Just as worrying is the paperwork filled out by beat cops during “field interviews,” which encompass everything from speaking to crime witnesses/victims to whatever city residents the LAPD interacts with during its patrols. Not only are these cards used to keep the LAPD’s extremely questionable gang database stocked with alleged gang members, but they encourage officers to ask for information they have no legal reason to demand — like Social Security Numbers or, as is relevant here, “social media account(s).”
All of this information gets fed into the LAPD’s databases and social media monitoring tools, like Media Sonar. It’s all called “intelligence,” even if it’s little more than bait for social media fishing expeditions by cops with the time and the tech to waste on efforts that do little to reduce crime or contribute to ongoing investigations. And this seems to be a uniquely LA thing: the Brennan Center says its review of “field interview” cards (which covers 40 US cities at this point) has yet to uncover any other law enforcement agency seeking to collect information about people’s social media accounts.

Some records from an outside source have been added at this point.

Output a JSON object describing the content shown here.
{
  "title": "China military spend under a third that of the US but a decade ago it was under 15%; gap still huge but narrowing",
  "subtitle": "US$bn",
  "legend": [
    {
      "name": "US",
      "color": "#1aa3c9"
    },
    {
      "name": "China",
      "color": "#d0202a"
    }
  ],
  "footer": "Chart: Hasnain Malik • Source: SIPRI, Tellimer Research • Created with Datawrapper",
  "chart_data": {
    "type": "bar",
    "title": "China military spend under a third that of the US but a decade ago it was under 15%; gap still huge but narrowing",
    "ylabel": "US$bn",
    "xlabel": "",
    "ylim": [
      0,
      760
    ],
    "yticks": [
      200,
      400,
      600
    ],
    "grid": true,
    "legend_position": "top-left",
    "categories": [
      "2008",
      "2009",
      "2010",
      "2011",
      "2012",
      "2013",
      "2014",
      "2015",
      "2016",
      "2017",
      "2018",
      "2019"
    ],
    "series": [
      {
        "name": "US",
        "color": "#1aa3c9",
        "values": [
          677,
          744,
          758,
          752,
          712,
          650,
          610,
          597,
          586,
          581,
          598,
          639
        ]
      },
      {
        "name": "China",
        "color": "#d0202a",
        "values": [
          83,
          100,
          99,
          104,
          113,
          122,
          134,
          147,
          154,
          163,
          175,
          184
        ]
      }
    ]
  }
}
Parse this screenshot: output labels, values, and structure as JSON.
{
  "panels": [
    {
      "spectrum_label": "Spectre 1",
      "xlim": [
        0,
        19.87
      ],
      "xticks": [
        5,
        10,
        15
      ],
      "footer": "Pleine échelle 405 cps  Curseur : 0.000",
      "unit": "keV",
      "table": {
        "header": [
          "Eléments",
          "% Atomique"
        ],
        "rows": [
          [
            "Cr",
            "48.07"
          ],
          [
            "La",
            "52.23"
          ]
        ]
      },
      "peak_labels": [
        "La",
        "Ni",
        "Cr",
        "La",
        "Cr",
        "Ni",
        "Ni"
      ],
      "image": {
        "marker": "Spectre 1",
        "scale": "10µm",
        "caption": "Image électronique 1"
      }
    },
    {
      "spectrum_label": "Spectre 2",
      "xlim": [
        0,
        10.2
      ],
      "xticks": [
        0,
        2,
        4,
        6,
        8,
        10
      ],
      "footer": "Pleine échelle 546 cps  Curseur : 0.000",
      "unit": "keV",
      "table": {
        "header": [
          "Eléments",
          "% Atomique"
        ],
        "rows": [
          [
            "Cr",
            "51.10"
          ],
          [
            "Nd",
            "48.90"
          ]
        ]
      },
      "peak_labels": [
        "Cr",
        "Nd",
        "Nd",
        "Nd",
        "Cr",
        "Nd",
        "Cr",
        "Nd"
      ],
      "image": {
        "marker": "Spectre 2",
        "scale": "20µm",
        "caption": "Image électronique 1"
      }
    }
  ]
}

This doesn’t mean no other police departments are trying to collect this information. It just means the LAPD feels this is an acceptable thing to ask people for during field interviews and its reliance on social media monitoring software to do its investigative work for it. The LAPD appears to be doing this simply because no one — not department officials, internal oversight, external oversight, or judges at any level of the court system — has told the PD it can’t.